“You have just finished your three hundred page autobiography. Please submit page 217.”
My actual submission is lost to time, but I remember well how I answered it. The admissions application for the University of Pennsylvania used to include some unique questions, and that was one of them. I remember pouring hours into getting it just right, trying to figure out some future reason why I’d be writing my autobiography and then placing a key episode deep in the second half of it.
I imagined myself as the general manager of a Major League Baseball team that had just won a World Series, and I was doing what winners often do — publish a book to tell how they did it.

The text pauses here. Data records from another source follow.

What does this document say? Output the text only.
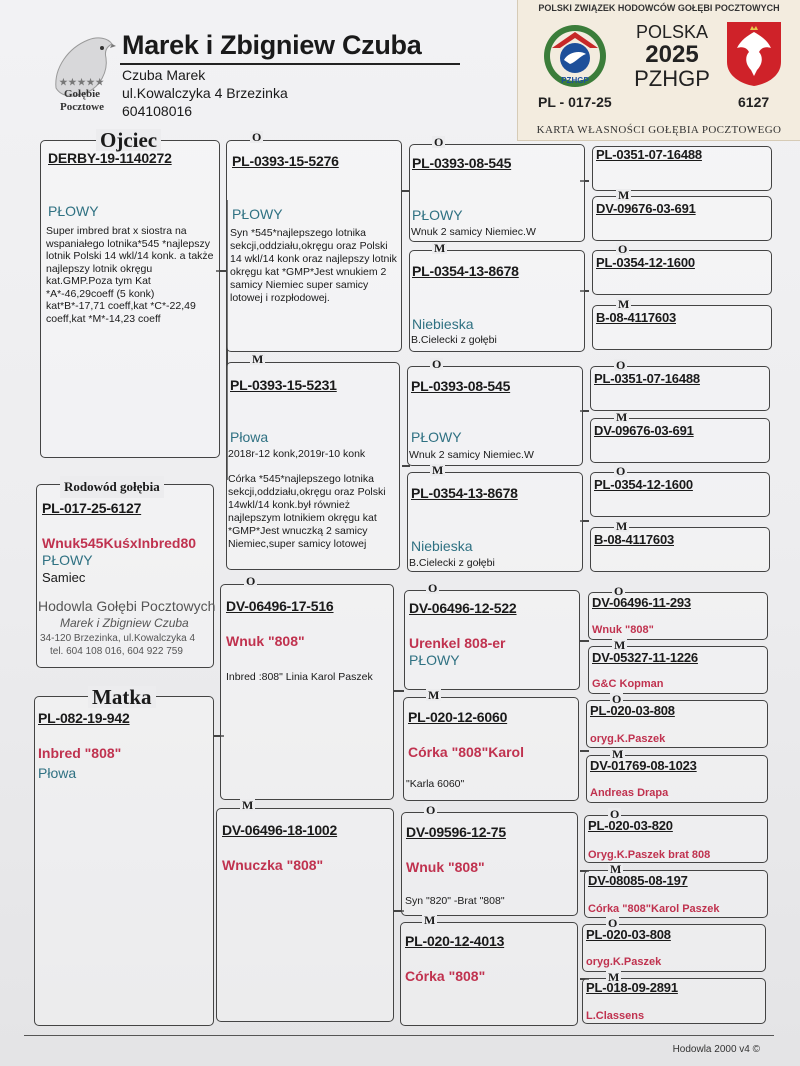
★★★★★
Gołębie
Pocztowe
Marek i Zbigniew Czuba
Czuba Marek
ul.Kowalczyka 4 Brzezinka
604108016
POLSKI ZWIĄZEK HODOWCÓW GOŁĘBI POCZTOWYCH
PZHGP
POLSKA
2025
PZHGP
PL - 017-25	6127
KARTA WŁASNOŚCI GOŁĘBIA POCZTOWEGO
Ojciec
DERBY-19-1140272
PŁOWY
Super imbred brat x siostra na wspaniałego lotnika*545 *najlepszy lotnik Polski 14 wkl/14 konk. a także najlepszy lotnik okręgu kat.GMP.Poza tym Kat *A*-46,29coeff (5 konk)
kat*B*-17,71 coeff,kat *C*-22,49 coeff,kat *M*-14,23 coeff
Rodowód gołębia
PL-017-25-6127
Wnuk545KuśxInbred80
PŁOWY
Samiec
Hodowla Gołębi Pocztowych
Marek i Zbigniew Czuba
34-120 Brzezinka, ul.Kowalczyka 4
tel. 604 108 016, 604 922 759
Matka
PL-082-19-942
Inbred "808"
Płowa
O
PL-0393-15-5276
PŁOWY
Syn *545*najlepszego lotnika sekcji,oddziału,okręgu oraz Polski 14 wkl/14 konk oraz najlepszy lotnik okręgu kat *GMP*Jest wnukiem 2 samicy Niemiec super samicy lotowej i rozpłodowej.
M
PL-0393-15-5231
Płowa
2018r-12 konk,2019r-10 konk
Córka *545*najlepszego lotnika sekcji,oddziału,okręgu oraz Polski 14wkl/14 konk.był również najlepszym lotnikiem okręgu kat *GMP*Jest wnuczką 2 samicy Niemiec,super samicy lotowej
O
DV-06496-17-516
Wnuk "808"
Inbred :808" Linia Karol Paszek
M
DV-06496-18-1002
Wnuczka "808"
O
PL-0393-08-545
PŁOWY
Wnuk 2 samicy Niemiec.W
M
PL-0354-13-8678
Niebieska
B.Cielecki z gołębi
O
PL-0393-08-545
PŁOWY
Wnuk 2 samicy Niemiec.W
M
PL-0354-13-8678
Niebieska
B.Cielecki z gołębi
O
DV-06496-12-522
Urenkel 808-er
PŁOWY
M
PL-020-12-6060
Córka "808"Karol
"Karla 6060"
O
DV-09596-12-75
Wnuk "808"
Syn "820" -Brat "808"
M
PL-020-12-4013
Córka "808"
PL-0351-07-16488
M
DV-09676-03-691
O
PL-0354-12-1600
M
B-08-4117603
O
PL-0351-07-16488
M
DV-09676-03-691
O
PL-0354-12-1600
M
B-08-4117603
O
DV-06496-11-293
Wnuk "808"
M
DV-05327-11-1226
G&C Kopman
O
PL-020-03-808
oryg.K.Paszek
M
DV-01769-08-1023
Andreas Drapa
O
PL-020-03-820
Oryg.K.Paszek brat 808
M
DV-08085-08-197
Córka "808"Karol Paszek
O
PL-020-03-808
oryg.K.Paszek
M
PL-018-09-2891
L.Classens
Hodowla 2000 v4 ©
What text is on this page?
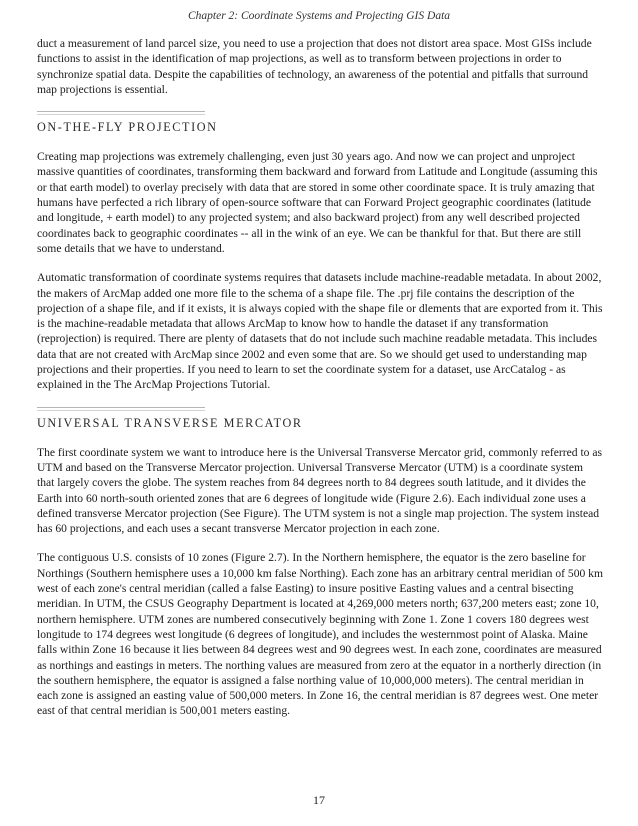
Chapter 2: Coordinate Systems and Projecting GIS Data

duct a measurement of land parcel size, you need to use a projection that does not distort area space. Most GISs include functions to assist in the identification of map projections, as well as to transform between projections in order to synchronize spatial data. Despite the capabilities of technology, an awareness of the potential and pitfalls that surround map projections is essential.

ON-THE-FLY PROJECTION

Creating map projections was extremely challenging, even just 30 years ago. And now we can project and unproject massive quantities of coordinates, transforming them backward and forward from Latitude and Longitude (assuming this or that earth model) to overlay precisely with data that are stored in some other coordinate space. It is truly amazing that humans have perfected a rich library of open-source software that can Forward Project geographic coordinates (latitude and longitude, + earth model) to any projected system; and also backward project) from any well described projected coordinates back to geographic coordinates -- all in the wink of an eye. We can be thankful for that. But there are still some details that we have to understand.

Automatic transformation of coordinate systems requires that datasets include machine-readable metadata. In about 2002, the makers of ArcMap added one more file to the schema of a shape file. The .prj file contains the description of the projection of a shape file, and if it exists, it is always copied with the shape file or dlements that are exported from it. This is the machine-readable metadata that allows ArcMap to know how to handle the dataset if any transformation (reprojection) is required. There are plenty of datasets that do not include such machine readable metadata. This includes data that are not created with ArcMap since 2002 and even some that are. So we should get used to understanding map projections and their properties. If you need to learn to set the coordinate system for a dataset, use ArcCatalog - as explained in the The ArcMap Projections Tutorial.

UNIVERSAL TRANSVERSE MERCATOR

The first coordinate system we want to introduce here is the Universal Transverse Mercator grid, commonly referred to as UTM and based on the Transverse Mercator projection. Universal Transverse Mercator (UTM) is a coordinate system that largely covers the globe. The system reaches from 84 degrees north to 84 degrees south latitude, and it divides the Earth into 60 north-south oriented zones that are 6 degrees of longitude wide (Figure 2.6). Each individual zone uses a defined transverse Mercator projection (See Figure). The UTM system is not a single map projection. The system instead has 60 projections, and each uses a secant transverse Mercator projection in each zone.

The contiguous U.S. consists of 10 zones (Figure 2.7). In the Northern hemisphere, the equator is the zero baseline for Northings (Southern hemisphere uses a 10,000 km false Northing). Each zone has an arbitrary central meridian of 500 km west of each zone's central meridian (called a false Easting) to insure positive Easting values and a central bisecting meridian. In UTM, the CSUS Geography Department is located at 4,269,000 meters north; 637,200 meters east; zone 10, northern hemisphere. UTM zones are numbered consecutively beginning with Zone 1. Zone 1 covers 180 degrees west longitude to 174 degrees west longitude (6 degrees of longitude), and includes the westernmost point of Alaska. Maine falls within Zone 16 because it lies between 84 degrees west and 90 degrees west. In each zone, coordinates are measured as northings and eastings in meters. The northing values are measured from zero at the equator in a northerly direction (in the southern hemisphere, the equator is assigned a false northing value of 10,000,000 meters). The central meridian in each zone is assigned an easting value of 500,000 meters. In Zone 16, the central meridian is 87 degrees west. One meter east of that central meridian is 500,001 meters easting.

17
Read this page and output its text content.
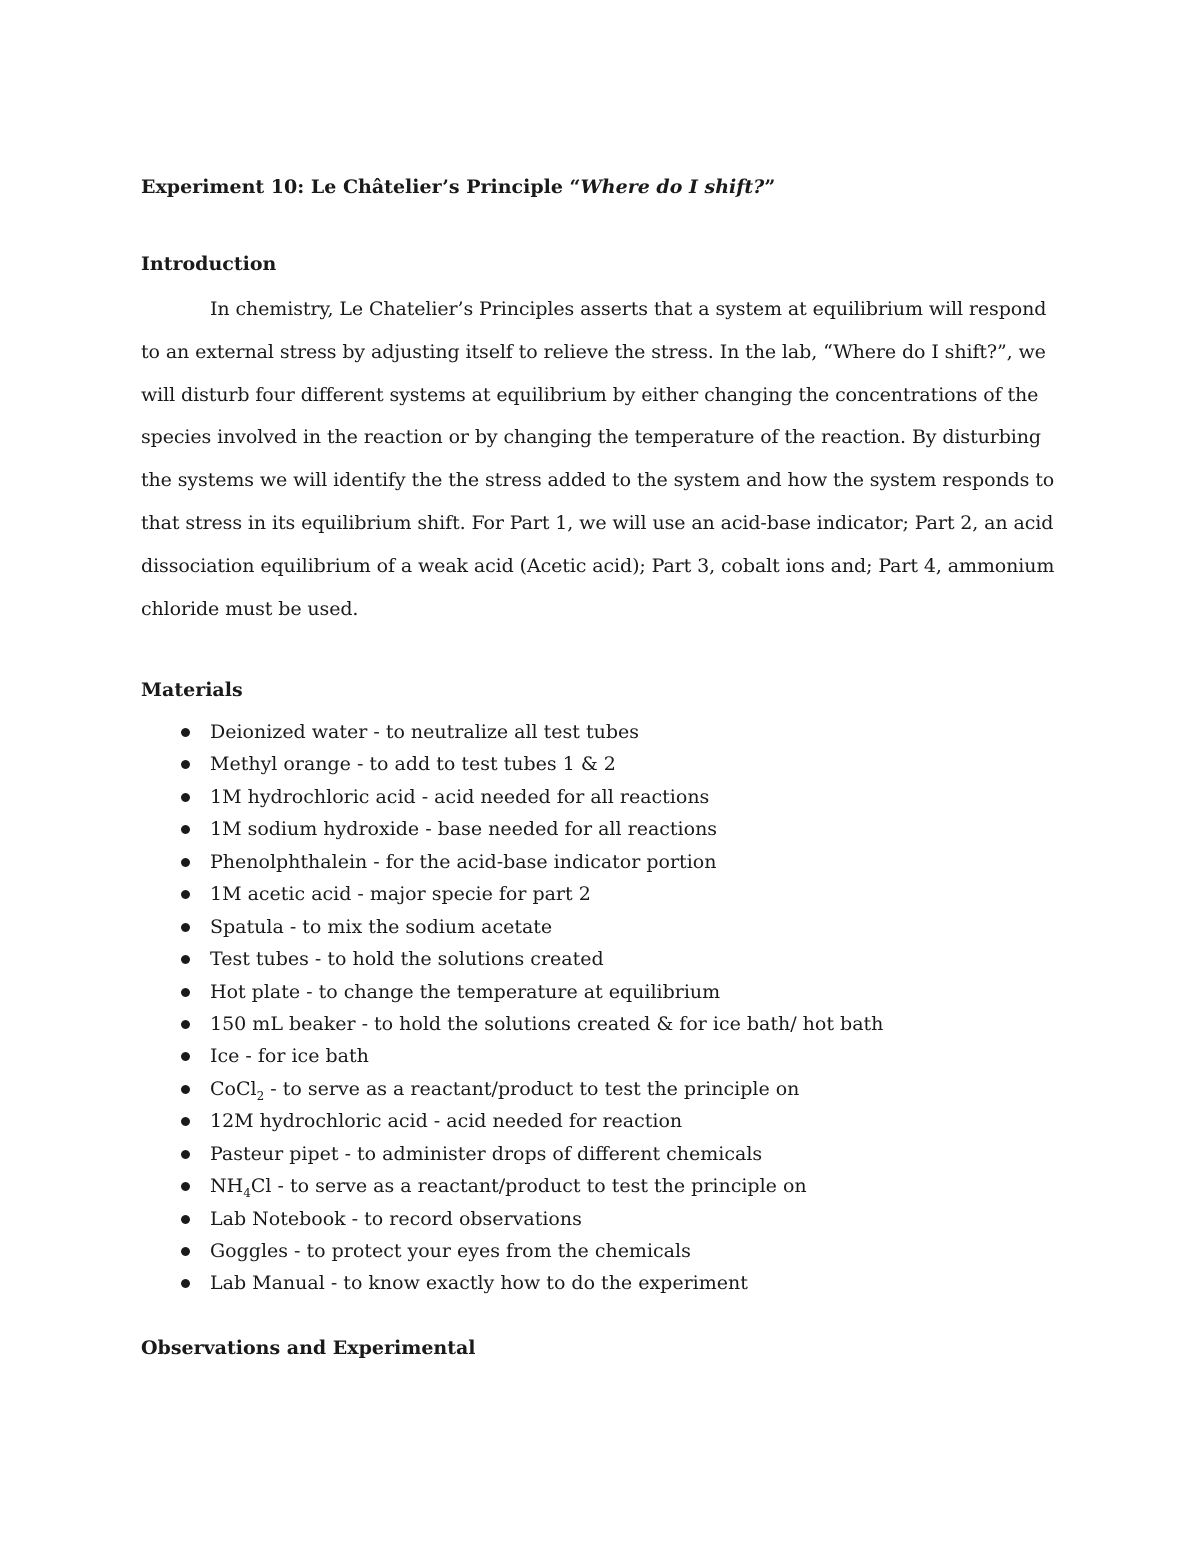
Experiment 10: Le Châtelier’s Principle “Where do I shift?”
Introduction

In chemistry, Le Chatelier’s Principles asserts that a system at equilibrium will respond to an external stress by adjusting itself to relieve the stress. In the lab, “Where do I shift?”, we will disturb four different systems at equilibrium by either changing the concentrations of the species involved in the reaction or by changing the temperature of the reaction. By disturbing the systems we will identify the the stress added to the system and how the system responds to that stress in its equilibrium shift. For Part 1, we will use an acid-base indicator; Part 2, an acid dissociation equilibrium of a weak acid (Acetic acid); Part 3, cobalt ions and; Part 4, ammonium chloride must be used.

Materials
Deionized water - to neutralize all test tubes
Methyl orange - to add to test tubes 1 & 2
1M hydrochloric acid - acid needed for all reactions
1M sodium hydroxide - base needed for all reactions
Phenolphthalein - for the acid-base indicator portion
1M acetic acid - major specie for part 2
Spatula - to mix the sodium acetate
Test tubes - to hold the solutions created
Hot plate - to change the temperature at equilibrium
150 mL beaker - to hold the solutions created & for ice bath/ hot bath
Ice - for ice bath
CoCl$_2$ - to serve as a reactant/product to test the principle on
12M hydrochloric acid - acid needed for reaction
Pasteur pipet - to administer drops of different chemicals
$NH_4Cl$ - to serve as a reactant/product to test the principle on
Lab Notebook - to record observations
Goggles - to protect your eyes from the chemicals
Lab Manual - to know exactly how to do the experiment
Observations and Experimental
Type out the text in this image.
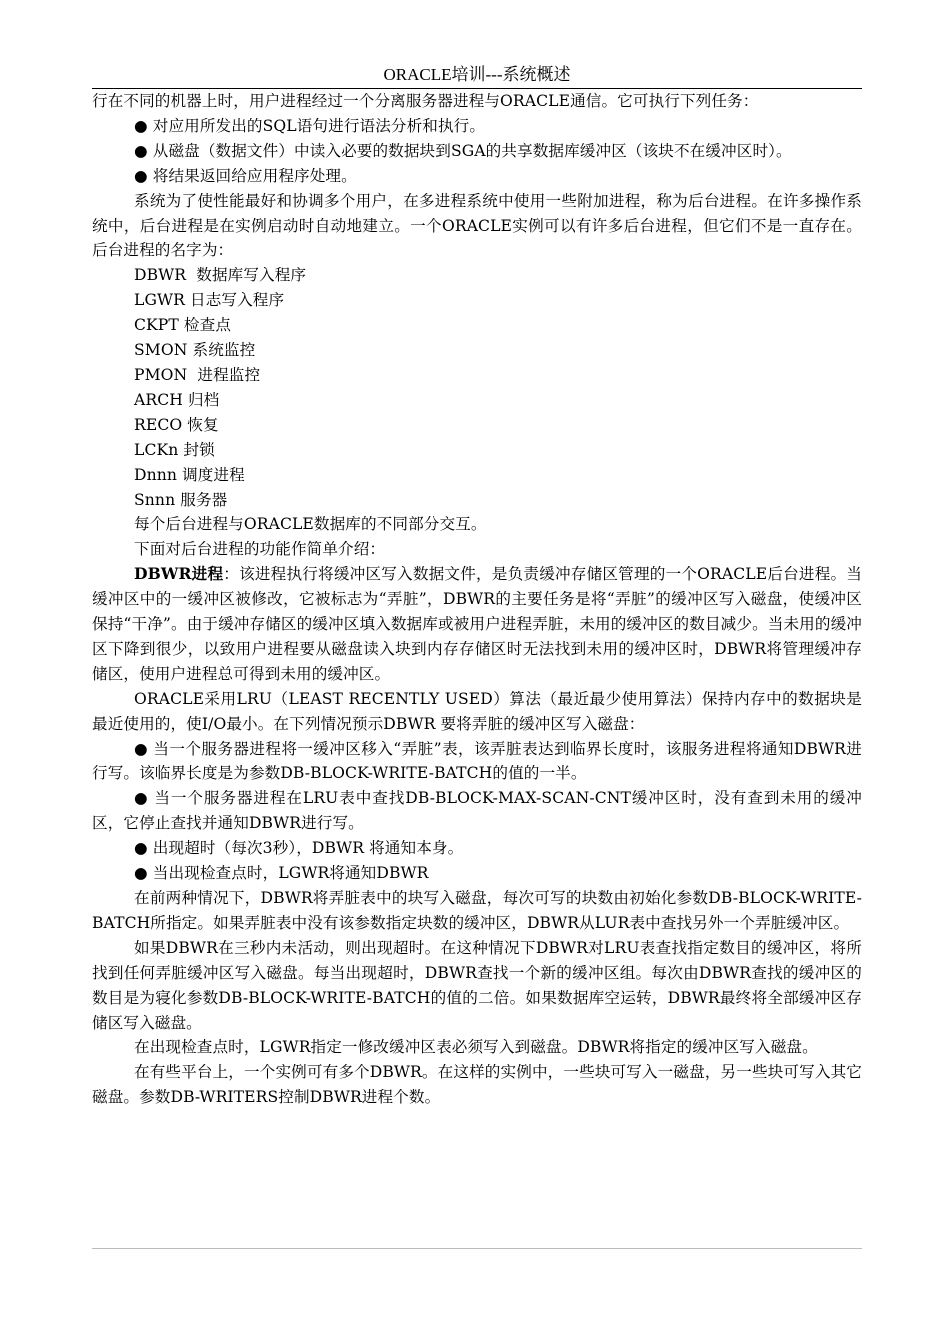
ORACLE培训---系统概述

行在不同的机器上时，用户进程经过一个分离服务器进程与ORACLE通信。它可执行下列任务：

● 对应用所发出的SQL语句进行语法分析和执行。

● 从磁盘（数据文件）中读入必要的数据块到SGA的共享数据库缓冲区（该块不在缓冲区时）。

● 将结果返回给应用程序处理。

系统为了使性能最好和协调多个用户，在多进程系统中使用一些附加进程，称为后台进程。在许多操作系统中，后台进程是在实例启动时自动地建立。一个ORACLE实例可以有许多后台进程，但它们不是一直存在。后台进程的名字为：

DBWR  数据库写入程序

LGWR 日志写入程序

CKPT 检查点

SMON 系统监控

PMON  进程监控

ARCH 归档

RECO 恢复

LCKn 封锁

Dnnn 调度进程

Snnn 服务器

每个后台进程与ORACLE数据库的不同部分交互。

下面对后台进程的功能作简单介绍：

DBWR进程：该进程执行将缓冲区写入数据文件，是负责缓冲存储区管理的一个ORACLE后台进程。当缓冲区中的一缓冲区被修改，它被标志为“弄脏”，DBWR的主要任务是将“弄脏”的缓冲区写入磁盘，使缓冲区保持“干净”。由于缓冲存储区的缓冲区填入数据库或被用户进程弄脏，未用的缓冲区的数目减少。当未用的缓冲区下降到很少，以致用户进程要从磁盘读入块到内存存储区时无法找到未用的缓冲区时，DBWR将管理缓冲存储区，使用户进程总可得到未用的缓冲区。

ORACLE采用LRU（LEAST RECENTLY USED）算法（最近最少使用算法）保持内存中的数据块是最近使用的，使I/O最小。在下列情况预示DBWR 要将弄脏的缓冲区写入磁盘：

● 当一个服务器进程将一缓冲区移入“弄脏”表，该弄脏表达到临界长度时，该服务进程将通知DBWR进行写。该临界长度是为参数DB-BLOCK-WRITE-BATCH的值的一半。

● 当一个服务器进程在LRU表中查找DB-BLOCK-MAX-SCAN-CNT缓冲区时，没有查到未用的缓冲区，它停止查找并通知DBWR进行写。

● 出现超时（每次3秒），DBWR 将通知本身。

● 当出现检查点时，LGWR将通知DBWR

在前两种情况下，DBWR将弄脏表中的块写入磁盘，每次可写的块数由初始化参数DB-BLOCK-WRITE-BATCH所指定。如果弄脏表中没有该参数指定块数的缓冲区，DBWR从LUR表中查找另外一个弄脏缓冲区。

如果DBWR在三秒内未活动，则出现超时。在这种情况下DBWR对LRU表查找指定数目的缓冲区，将所找到任何弄脏缓冲区写入磁盘。每当出现超时，DBWR查找一个新的缓冲区组。每次由DBWR查找的缓冲区的数目是为寝化参数DB-BLOCK-WRITE-BATCH的值的二倍。如果数据库空运转，DBWR最终将全部缓冲区存储区写入磁盘。

在出现检查点时，LGWR指定一修改缓冲区表必须写入到磁盘。DBWR将指定的缓冲区写入磁盘。

在有些平台上，一个实例可有多个DBWR。在这样的实例中，一些块可写入一磁盘，另一些块可写入其它磁盘。参数DB-WRITERS控制DBWR进程个数。
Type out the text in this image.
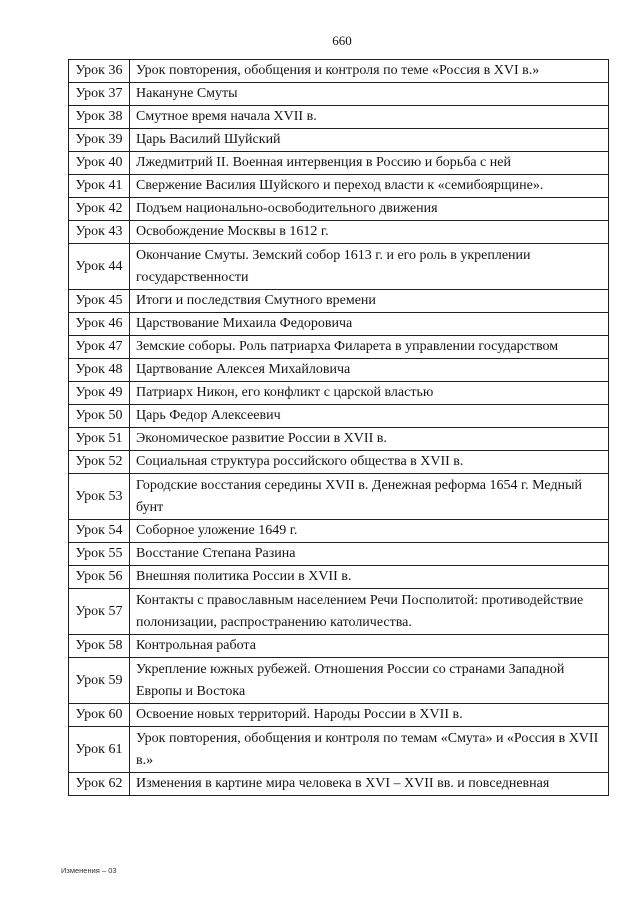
660
Урок 36	Урок повторения, обобщения и контроля по теме «Россия в XVI в.»
Урок 37	Накануне Смуты
Урок 38	Смутное время начала XVII в.
Урок 39	Царь Василий Шуйский
Урок 40	Лжедмитрий II. Военная интервенция в Россию и борьба с ней
Урок 41	Свержение Василия Шуйского и переход власти к «семибоярщине».
Урок 42	Подъем национально-освободительного движения
Урок 43	Освобождение Москвы в 1612 г.
Урок 44	Окончание Смуты. Земский собор 1613 г. и его роль в укреплении государственности
Урок 45	Итоги и последствия Смутного времени
Урок 46	Царствование Михаила Федоровича
Урок 47	Земские соборы. Роль патриарха Филарета в управлении государством
Урок 48	Цартвование Алексея Михайловича
Урок 49	Патриарх Никон, его конфликт с царской властью
Урок 50	Царь Федор Алексеевич
Урок 51	Экономическое развитие России в XVII в.
Урок 52	Социальная структура российского общества в XVII в.
Урок 53	Городские восстания середины XVII в. Денежная реформа 1654 г. Медный бунт
Урок 54	Соборное уложение 1649 г.
Урок 55	Восстание Степана Разина
Урок 56	Внешняя политика России в XVII в.
Урок 57	Контакты с православным населением Речи Посполитой: противодействие полонизации, распространению католичества.
Урок 58	Контрольная работа
Урок 59	Укрепление южных рубежей. Отношения России со странами Западной Европы и Востока
Урок 60	Освоение новых территорий. Народы России в XVII в.
Урок 61	Урок повторения, обобщения и контроля по темам «Смута» и «Россия в XVII в.»
Урок 62	Изменения в картине мира человека в XVI – XVII вв. и повседневная
Изменения – 03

For one page anyway, I was the architect of a champion, the builder of a great roster that won it all.
A job in baseball eluded me, and I was a generation too early for the new wave of smart, young Ivy Leaguers who did deep dives in analytics and found their way into every front office in a matter of a few years. GMs used to move up through the ranks, former players, coaches, scouts, and managers who climbed through front offices.
I sent a resume to the Dodgers once, but a career in baseball never seemed genuinely possible. The highlight of my baseball playing days was winning the Most Improved award at a baseball summer camp when I was 9 or 10. Of course, to be Most Improved it helps if you weren’t very good to start with.
Turns out there are many other ways to win a championship. Or 10 or 20 or more. You just don’t get parades. Or champagne baths. Or book deals.